Ах! Ахматовой…Хрустальная…Абрикосовая, Дубовая, Ореховая…Алмазная…Вишневый переулок…Майский и, наконец, улица Золотой Берег, где прожила 60 лет из своих восьмидесяти Даня. И именно здесь нас нагнал ураган запахов, включивший в себя уходящую с земли оттаявшую прелость, идущую с моря нейтральную свежесть и, главное, дым костров, сжигающих спиленные только осенью ветки акации, еще крепкие и чем-то не угодившие хозяевам. В этих кострах не видно было пламени, они исходили белыми клубами, ввинчивались с обрыва к морю, но тут же исчезали, погибая под влажным напористым шквалом, бросавшимся с моря. И шквал теперь непобедим.

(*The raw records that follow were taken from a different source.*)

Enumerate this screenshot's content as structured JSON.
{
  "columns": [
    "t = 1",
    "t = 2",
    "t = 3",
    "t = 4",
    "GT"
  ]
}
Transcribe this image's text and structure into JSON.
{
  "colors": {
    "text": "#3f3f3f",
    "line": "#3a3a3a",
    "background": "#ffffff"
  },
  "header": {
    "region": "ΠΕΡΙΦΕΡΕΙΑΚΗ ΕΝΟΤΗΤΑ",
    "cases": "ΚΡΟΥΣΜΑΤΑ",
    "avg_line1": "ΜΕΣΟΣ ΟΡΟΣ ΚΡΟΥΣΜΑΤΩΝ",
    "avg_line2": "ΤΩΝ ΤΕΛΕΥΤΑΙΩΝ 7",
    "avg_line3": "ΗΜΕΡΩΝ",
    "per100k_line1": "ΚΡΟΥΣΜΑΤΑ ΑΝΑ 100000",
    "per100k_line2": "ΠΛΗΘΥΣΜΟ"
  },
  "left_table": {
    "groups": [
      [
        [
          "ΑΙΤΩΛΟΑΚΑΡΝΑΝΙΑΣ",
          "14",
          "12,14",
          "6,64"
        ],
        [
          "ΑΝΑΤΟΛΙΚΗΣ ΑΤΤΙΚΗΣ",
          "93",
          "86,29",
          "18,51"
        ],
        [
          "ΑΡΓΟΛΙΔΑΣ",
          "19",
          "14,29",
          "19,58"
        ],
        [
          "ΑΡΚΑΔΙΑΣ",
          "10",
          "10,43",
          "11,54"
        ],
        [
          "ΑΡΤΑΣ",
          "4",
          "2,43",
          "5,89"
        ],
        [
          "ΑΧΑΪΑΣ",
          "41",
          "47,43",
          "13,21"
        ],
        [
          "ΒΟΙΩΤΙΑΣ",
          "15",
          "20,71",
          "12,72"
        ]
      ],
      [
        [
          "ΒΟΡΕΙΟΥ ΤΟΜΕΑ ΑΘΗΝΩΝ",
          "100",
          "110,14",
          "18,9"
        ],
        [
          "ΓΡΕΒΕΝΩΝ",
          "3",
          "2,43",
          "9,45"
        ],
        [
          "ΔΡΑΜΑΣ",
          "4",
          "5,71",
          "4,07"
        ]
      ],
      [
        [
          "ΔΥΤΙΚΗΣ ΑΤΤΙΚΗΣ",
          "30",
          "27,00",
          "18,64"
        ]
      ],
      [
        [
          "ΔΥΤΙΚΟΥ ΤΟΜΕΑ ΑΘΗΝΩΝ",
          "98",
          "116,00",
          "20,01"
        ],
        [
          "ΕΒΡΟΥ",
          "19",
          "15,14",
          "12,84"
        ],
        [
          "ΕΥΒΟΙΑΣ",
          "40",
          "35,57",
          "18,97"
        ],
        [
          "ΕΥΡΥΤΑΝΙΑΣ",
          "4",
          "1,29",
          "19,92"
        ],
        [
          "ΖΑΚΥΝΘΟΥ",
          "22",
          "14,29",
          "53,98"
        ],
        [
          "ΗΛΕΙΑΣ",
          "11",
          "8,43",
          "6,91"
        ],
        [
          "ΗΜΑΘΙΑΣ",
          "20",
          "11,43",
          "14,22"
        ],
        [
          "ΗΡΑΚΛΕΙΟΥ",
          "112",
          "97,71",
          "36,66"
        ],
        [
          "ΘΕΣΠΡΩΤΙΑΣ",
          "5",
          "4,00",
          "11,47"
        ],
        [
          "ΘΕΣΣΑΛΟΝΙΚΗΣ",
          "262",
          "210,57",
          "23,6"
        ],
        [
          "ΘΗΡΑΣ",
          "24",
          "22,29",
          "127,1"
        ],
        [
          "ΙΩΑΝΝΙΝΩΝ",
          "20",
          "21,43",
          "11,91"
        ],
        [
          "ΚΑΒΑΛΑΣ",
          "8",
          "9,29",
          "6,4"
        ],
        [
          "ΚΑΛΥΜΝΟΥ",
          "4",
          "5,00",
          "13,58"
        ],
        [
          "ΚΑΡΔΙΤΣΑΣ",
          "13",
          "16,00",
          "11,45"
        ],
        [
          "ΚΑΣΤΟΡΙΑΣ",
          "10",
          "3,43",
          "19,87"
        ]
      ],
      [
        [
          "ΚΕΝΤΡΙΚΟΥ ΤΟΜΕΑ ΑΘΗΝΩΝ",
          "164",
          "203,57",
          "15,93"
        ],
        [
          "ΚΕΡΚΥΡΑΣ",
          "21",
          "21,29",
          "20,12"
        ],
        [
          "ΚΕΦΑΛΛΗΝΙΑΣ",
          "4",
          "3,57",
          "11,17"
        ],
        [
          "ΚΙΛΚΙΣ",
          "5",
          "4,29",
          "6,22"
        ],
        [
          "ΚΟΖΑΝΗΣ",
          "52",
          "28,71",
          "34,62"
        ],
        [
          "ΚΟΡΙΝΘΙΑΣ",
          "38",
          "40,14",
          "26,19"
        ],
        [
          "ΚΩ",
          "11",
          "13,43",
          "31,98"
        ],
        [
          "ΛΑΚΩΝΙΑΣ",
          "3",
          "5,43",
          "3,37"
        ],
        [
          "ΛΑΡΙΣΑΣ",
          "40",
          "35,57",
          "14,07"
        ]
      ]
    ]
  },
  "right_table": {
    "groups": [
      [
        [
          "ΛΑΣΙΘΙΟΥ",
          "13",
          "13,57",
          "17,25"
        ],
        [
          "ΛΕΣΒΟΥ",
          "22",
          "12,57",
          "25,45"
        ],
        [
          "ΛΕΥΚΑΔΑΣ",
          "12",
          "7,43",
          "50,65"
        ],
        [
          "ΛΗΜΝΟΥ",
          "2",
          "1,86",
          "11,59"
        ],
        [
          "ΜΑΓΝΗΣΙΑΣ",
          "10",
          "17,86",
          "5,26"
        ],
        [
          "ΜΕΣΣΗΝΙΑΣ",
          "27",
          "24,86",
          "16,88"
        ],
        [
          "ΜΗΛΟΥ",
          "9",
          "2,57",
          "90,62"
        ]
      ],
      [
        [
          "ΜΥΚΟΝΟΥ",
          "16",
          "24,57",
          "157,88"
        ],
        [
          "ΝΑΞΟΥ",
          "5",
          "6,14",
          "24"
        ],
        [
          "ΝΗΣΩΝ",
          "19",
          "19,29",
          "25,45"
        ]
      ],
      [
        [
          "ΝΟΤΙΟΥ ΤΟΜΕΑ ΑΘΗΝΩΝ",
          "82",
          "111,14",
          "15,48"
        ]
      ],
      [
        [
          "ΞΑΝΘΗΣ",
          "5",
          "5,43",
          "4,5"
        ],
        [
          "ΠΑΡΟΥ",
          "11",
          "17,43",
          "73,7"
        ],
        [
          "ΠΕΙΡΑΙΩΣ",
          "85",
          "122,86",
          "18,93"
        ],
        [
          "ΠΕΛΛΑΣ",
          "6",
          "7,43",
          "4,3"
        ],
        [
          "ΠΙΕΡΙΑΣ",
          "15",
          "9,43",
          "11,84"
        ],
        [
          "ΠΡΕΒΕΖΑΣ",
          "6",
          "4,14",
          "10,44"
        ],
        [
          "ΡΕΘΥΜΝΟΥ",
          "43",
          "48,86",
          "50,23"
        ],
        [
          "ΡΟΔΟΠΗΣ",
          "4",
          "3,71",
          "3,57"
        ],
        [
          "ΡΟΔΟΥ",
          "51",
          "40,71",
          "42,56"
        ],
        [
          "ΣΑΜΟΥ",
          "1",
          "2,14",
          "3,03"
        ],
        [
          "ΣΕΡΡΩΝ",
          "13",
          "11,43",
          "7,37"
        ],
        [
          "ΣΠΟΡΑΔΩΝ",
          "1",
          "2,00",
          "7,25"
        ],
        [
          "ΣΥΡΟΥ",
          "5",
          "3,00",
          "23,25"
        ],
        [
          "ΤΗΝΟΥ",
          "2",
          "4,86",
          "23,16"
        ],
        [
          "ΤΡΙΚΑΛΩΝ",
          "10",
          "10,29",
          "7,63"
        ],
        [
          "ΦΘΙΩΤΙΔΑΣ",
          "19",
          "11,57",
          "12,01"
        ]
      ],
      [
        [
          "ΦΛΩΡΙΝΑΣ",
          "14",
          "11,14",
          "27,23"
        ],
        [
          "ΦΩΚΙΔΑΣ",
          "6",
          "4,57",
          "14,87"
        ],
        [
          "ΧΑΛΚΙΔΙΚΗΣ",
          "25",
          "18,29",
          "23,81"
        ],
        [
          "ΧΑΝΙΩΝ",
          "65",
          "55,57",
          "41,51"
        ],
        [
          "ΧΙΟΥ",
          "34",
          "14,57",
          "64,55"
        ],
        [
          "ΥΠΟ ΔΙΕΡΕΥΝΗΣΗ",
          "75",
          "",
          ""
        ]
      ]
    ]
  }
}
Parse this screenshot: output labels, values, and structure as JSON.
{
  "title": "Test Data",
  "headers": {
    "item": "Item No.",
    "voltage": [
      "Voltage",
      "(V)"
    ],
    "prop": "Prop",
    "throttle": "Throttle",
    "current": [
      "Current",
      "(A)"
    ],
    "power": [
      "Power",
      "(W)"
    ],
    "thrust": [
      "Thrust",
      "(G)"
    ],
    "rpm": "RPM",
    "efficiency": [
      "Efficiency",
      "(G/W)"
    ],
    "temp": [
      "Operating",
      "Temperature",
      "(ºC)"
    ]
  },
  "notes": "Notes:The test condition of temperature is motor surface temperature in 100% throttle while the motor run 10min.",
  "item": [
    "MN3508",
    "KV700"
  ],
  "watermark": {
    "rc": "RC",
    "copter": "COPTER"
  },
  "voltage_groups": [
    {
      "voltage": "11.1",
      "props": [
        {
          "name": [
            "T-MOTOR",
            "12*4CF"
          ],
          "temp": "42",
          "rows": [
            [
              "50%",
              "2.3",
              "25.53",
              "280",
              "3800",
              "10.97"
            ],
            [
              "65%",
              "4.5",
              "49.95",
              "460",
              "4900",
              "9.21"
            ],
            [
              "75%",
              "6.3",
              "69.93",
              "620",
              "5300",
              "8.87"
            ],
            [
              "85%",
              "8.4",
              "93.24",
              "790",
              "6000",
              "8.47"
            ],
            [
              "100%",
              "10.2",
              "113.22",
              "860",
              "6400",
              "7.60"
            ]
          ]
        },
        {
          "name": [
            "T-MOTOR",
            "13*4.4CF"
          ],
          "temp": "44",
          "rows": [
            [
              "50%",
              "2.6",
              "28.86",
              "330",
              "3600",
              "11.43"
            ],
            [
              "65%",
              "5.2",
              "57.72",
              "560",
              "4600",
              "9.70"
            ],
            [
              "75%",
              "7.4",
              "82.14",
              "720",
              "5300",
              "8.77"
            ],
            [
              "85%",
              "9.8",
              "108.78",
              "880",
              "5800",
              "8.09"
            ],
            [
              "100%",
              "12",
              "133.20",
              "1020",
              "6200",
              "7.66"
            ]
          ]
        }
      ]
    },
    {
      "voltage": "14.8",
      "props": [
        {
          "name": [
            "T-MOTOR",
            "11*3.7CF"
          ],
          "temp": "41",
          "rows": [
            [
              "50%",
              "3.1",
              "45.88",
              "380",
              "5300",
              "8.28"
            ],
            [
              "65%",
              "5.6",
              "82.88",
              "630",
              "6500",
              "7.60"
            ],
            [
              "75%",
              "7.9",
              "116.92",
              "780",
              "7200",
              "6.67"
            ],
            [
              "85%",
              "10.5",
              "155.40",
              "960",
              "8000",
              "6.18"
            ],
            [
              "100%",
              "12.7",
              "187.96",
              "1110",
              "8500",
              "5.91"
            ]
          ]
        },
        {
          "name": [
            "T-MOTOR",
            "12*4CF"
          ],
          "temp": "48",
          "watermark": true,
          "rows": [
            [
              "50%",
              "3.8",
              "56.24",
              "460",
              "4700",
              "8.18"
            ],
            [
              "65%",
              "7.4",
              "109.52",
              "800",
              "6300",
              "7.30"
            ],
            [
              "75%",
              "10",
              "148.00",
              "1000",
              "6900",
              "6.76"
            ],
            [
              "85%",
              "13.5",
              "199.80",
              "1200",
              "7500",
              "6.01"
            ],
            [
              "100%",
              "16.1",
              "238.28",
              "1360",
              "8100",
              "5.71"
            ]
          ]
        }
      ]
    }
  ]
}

В апреле с моря дул ветер, убивающий ядовитые выдохи омертвелой за зиму почвы, и не давал им высунуть голову. Ветер не уставал ни днем, ни ночью, все выл и выл, проникая даже в сон, и результатом являлся воздух. Воздух был соленым и прозрачным.

    Даня не изменилась с тех давних пор. Встретила нас на пороге, вытирая мягкие, натруженные руки о передник, вспорхнула ими по бедрам, вскинулась и заспешила опять вглубь двора, приговаривая на ходу и раздавая всем жителям своего владения ласку и внимание. А ведь там, кроме цепного пса, ни разу не залаявшего на людей, были козы и виноградная лоза. И все они ощущали спокойствие, пока Даня семенила каждое раннее утро мимо них и к ним, бормоча себе самой молитвы, выбитые, истертые, понятные нам через слово, на своем языке, но как-то вошедшие в нас прочно…На небесах…святится Имя Твое…Хлеб наш насущный…Долги наши…Спаси и сохрани…. И была сила в каждом слове, не заученном, но данном. А ведь мы и вино тайно пробовали в той секретной беседке, и папиросами пыхтели, и гитару терзали заунывно. А все как-то прошло мимо. Ни разу Даня искоса не посмотрела на нас, ни гневно. А лишь однажды карты снесла со стола, истоптала их и сковороду пустую раскаленную поставила нам, сверкнув вдруг потемневшими глазами. Только-только успели мы руки убрать со стола…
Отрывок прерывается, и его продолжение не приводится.